Sunday, December 28, 2008

Same, but different

I've got a friend that has this saying that really annoys me - he tells me about something and tells me that 'it's the same, but different'. It annoys me because I think if it is the same it can't be different. And that begins the roundabout of vocabulary.

This phrase has got me thinking about where I am in my life at the moment. I am looking for some things to change and other things to stay the same. Am I looking for the same, but different?

I love the song by Pink, 'Leave me alone, I'm Lonely'. That song just sums things up for me.

'Leave me alone
I'm lonely
Alone
I'm lonely
I'm tired
Leave me alone
I'm lonely
Alone
I'm lonely tonight '

I feel like I want it all and I want other people to know and Pink describes this well,

Go away
Come back
Go away
Come back
Why can't I just have it both ways
Go away
Come back
Go away
Come back
I wish you knew the difference
Go away
Come back

My star sign (Libra) in the Sunday Herald Sun Magazine by Jonathon Cainer, Dec 14 2008 read: You want things to stay the same, yet you want them to change. You seek peace, yet you crave excitement. Is there a hint of inconsistency here? Might you be looking for a cake you can have and eat, but that will also allow you to shed kilos in the process? You're pushing the boundaries of what's possible. But then, you are you. Sometimes you can achieve a balance that seems precarious to everyone else but works perfectly. Stop worrying, but don't stop striving. I have brilliant news for you.

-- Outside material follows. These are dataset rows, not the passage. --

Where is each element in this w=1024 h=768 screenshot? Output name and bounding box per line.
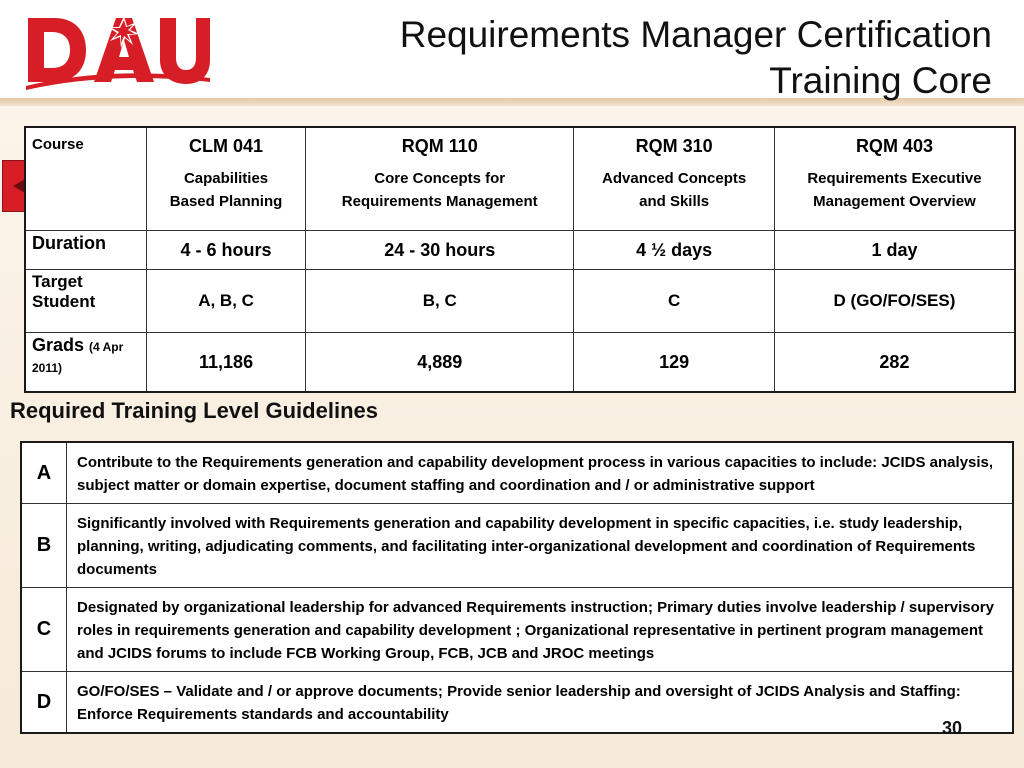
level-description: Significantly involved with Requirements generation and capability development in specific capacities, i.e. study leadership, planning, writing, adjudicating comments, and facilitating inter-organizational development and coordination of Requirements documents — [67, 504, 1014, 588]
course-desc-line-1: Advanced Concepts — [602, 170, 747, 187]
table-row-duration — [25, 231, 1015, 270]
level-description: Contribute to the Requirements generation and capability development process in various capacities to include: JCIDS analysis, subject matter or domain expertise, document staffing and coordination and / or administrative support — [67, 442, 1014, 504]
row-header-duration: Duration — [25, 231, 147, 270]
target-cell: C — [574, 270, 775, 333]
table-row-grads — [25, 333, 1015, 393]
course-code: RQM 403 — [855, 136, 933, 156]
level-label: A — [21, 442, 67, 504]
level-label: D — [21, 672, 67, 734]
grads-date-note: (4 Apr 2011) — [32, 340, 124, 375]
grads-cell: 11,186 — [147, 333, 306, 393]
course-desc-line-2: Requirements Management — [341, 193, 538, 210]
duration-cell: 24 - 30 hours — [306, 231, 574, 270]
page-number: 30 — [941, 718, 962, 738]
course-desc-line-2: and Skills — [639, 193, 710, 210]
level-description: Designated by organizational leadership for advanced Requirements instruction; Primary duties involve leadership / supervisory roles in requirements generation and capability development ; Organizational representative in pertinent program management and JCIDS forums to include FCB Working Group, FCB, JCB and JROC meetings — [67, 588, 1014, 672]
level-row-a — [21, 442, 1013, 504]
slide-title — [332, 12, 992, 104]
duration-cell: 1 day — [774, 231, 1015, 270]
dau-logo — [24, 12, 210, 90]
course-desc-line-1: Core Concepts for — [374, 170, 506, 187]
guidelines-table — [20, 441, 1014, 734]
duration-cell: 4 - 6 hours — [147, 231, 306, 270]
level-row-b — [21, 504, 1013, 588]
course-desc-line-2: Based Planning — [169, 193, 283, 210]
course-cell — [574, 127, 775, 231]
course-code: RQM 310 — [635, 136, 713, 156]
row-header-target-student — [25, 270, 147, 333]
level-description: GO/FO/SES – Validate and / or approve documents; Provide senior leadership and oversight of JCIDS Analysis and Staffing: Enforce Requirements standards and accountability — [67, 672, 1014, 734]
row-header-course: Course — [25, 127, 147, 231]
course-code: CLM 041 — [189, 136, 264, 156]
target-cell: D (GO/FO/SES) — [774, 270, 1015, 333]
table-row-course — [25, 127, 1015, 231]
title-line-2: Training Core — [769, 60, 992, 101]
level-row-d — [21, 672, 1013, 734]
target-cell: B, C — [306, 270, 574, 333]
course-cell — [147, 127, 306, 231]
grads-cell: 129 — [574, 333, 775, 393]
target-label-line-1: Target — [32, 272, 83, 291]
level-row-c — [21, 588, 1013, 672]
target-cell: A, B, C — [147, 270, 306, 333]
guidelines-heading: Required Training Level Guidelines — [10, 398, 378, 423]
duration-cell: 4 ½ days — [574, 231, 775, 270]
row-header-grads — [25, 333, 147, 393]
course-table — [24, 126, 1016, 393]
course-desc-line-2: Management Overview — [813, 193, 976, 210]
course-code: RQM 110 — [401, 136, 478, 156]
course-cell — [774, 127, 1015, 231]
grads-cell: 4,889 — [306, 333, 574, 393]
table-row-target-student — [25, 270, 1015, 333]
grads-label: Grads — [32, 335, 85, 355]
course-desc-line-1: Capabilities — [183, 170, 269, 187]
course-desc-line-1: Requirements Executive — [807, 170, 982, 187]
level-label: C — [21, 588, 67, 672]
level-label: B — [21, 504, 67, 588]
grads-cell: 282 — [774, 333, 1015, 393]
target-label-line-2: Student — [32, 292, 96, 311]
course-cell — [306, 127, 574, 231]
title-line-1: Requirements Manager Certification — [399, 14, 992, 55]
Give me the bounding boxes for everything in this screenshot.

That feels so right for me - it resonates with what I am thinking and feeling. I do want excitement, but I don't want to give up my safe, organised and structured life. I like peace and quiet and time to do my own thing. A few days after this I got a phone call with a job offer. It's a temporary job, just a few months and an opportunity to try something new - it's a Social Work position and an opportunity to dip my toe in the pool of what I think I would like to do next. So I feel excited and a little anxious. And nervous. And enthusiastic. And scared. So I will work in the same office, park my car in the same spot, eat my lunch at the same place with the same people, but it will be a different job with a different boss and a different role. Same, but different.

Helen

Sunday, December 7, 2008

That time of the year

Well it is that time of the year - the crazy season where everyone wants to meet for a drink and to catch up. I don't really see the point myself - it is nice to catch up with friends, but it seems to get so busy, and I get very tired and frustrated.

And there are presents to buy. I found this nice book by Ian 'Macca' McNamara from Austrlalia All Over and I bought it as a gift for ... someone special (I hope they don't read this). Anyway, I was having a flick through the book and I wondered if I should be doing this. Did it make the book second hand if I read it first? I was careful not to bend any pages, and I didn't open it up too far so it still looks neat and bound, like it did in the shop. But I felt a little guilty, like it was the wrong thing to do. And then I thought, who will know? Does that make it OK to do the wrong thing if no-one will know? And if the gift receiver did know that I had already read the book, would they mind? That helped - I thought that the gift receiver wouldn't mind that I had already read through the book and that helped me feel a bit more comfortable.

Let me share this poem with you. The poem is by Brian Powell of Queensland and published in the book called, 'Song of the Thong':

Ode to 'I'm on a Committee'

Oh, give me your pity,
I'm on a committee'
Which means that from morning to night.
We attend, and amend, and contend, and defend
Without a conclusion in sight.
We confer and concur,
We defer and demur,
And re-iterate all of our thoughts,
We revise the agenda with all our addenda,
And consider a load of reports.
We compose and propose, we suppose and oppose
And the points of procedure are fun,
But through various notions and brought up as motions
There's terrible little gets done.


Ah yes - I have been on many a committee like this. It is a great way to get a message across - using poetry, humor and a bit of fun. I am drawn to poetry and I think I will have a go at using poetry with reflective practice and see how this works. If I am feeling really brave, I will post some here.